At $599 (just $499 with education discount), the MacBook Neo was being promoted as Apple’s best budget laptop, and it beat many Chromebooks or Windows notebooks at this price. At $699, that competitive advantage gets a little thinner. The base model only comes with 8GB of unified memory and either 256 or 512GB of storage, which is a major compromise. But even with those limitations, the $599 price made those compromises acceptable to budget buyers.
What this means for budget Mac buyers
The end of the $599 MacBook Neo era signals a shift in what’s affordable in the Mac ecosystem. For three months, the MacBook Neo proved that Apple could make a Mac accessible to people who previously could only afford Chromebooks. Now that the price has jumped to $699, we’re back in a territory where the gap between budget Windows laptops and budget Macs feels much wider again.
The MacBook Neo remains the least expensive laptop that Apple has ever sold, even at $699. But the psychological impact of that $599 number is gone, and that’s what really matters.

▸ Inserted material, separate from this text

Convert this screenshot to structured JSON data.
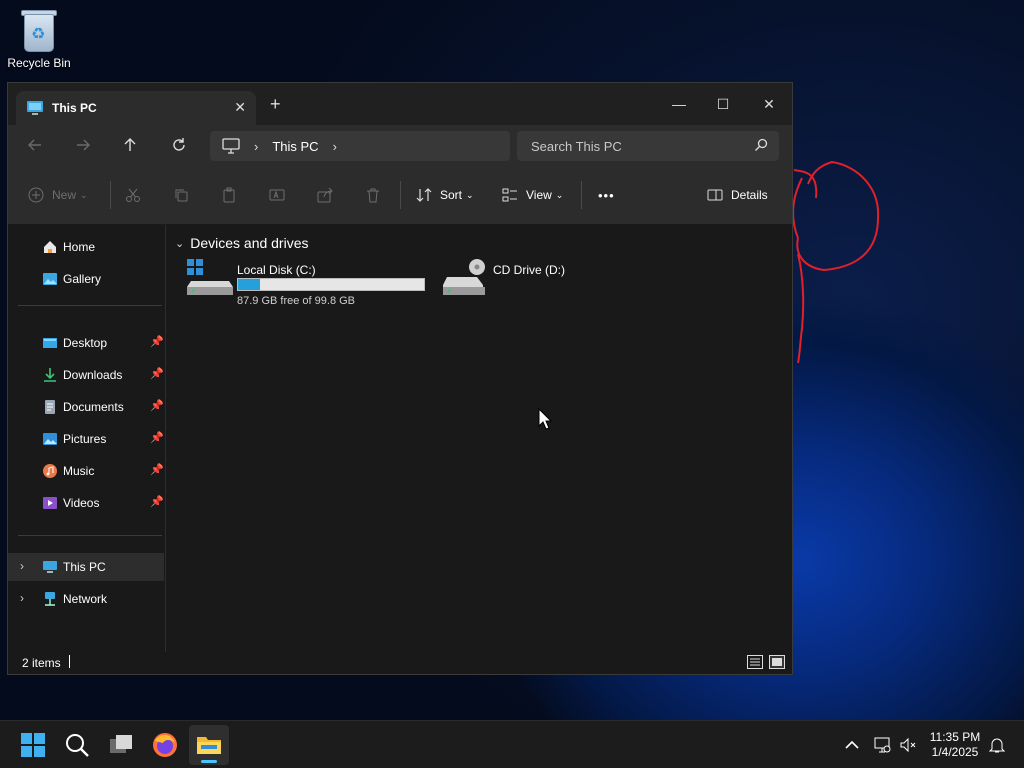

The memory chip shortage is the villain here, and it’s not going away anytime soon. With AI companies continuing to hoard memory chips for their servers, the supply-demand imbalance will likely persist, keeping component prices high. That means the $699 MacBook Neo might not be the final price either.
For now, if you want the MacBook Neo at (or close to) its original launch price, Amazon’s Prime Day deal is your last chance. But don’t wait too long—those deals disappear fast, and once they’re gone, the $599 MacBook Neo becomes a piece of tech history, remembered for exactly how long that price tag lasted: three months.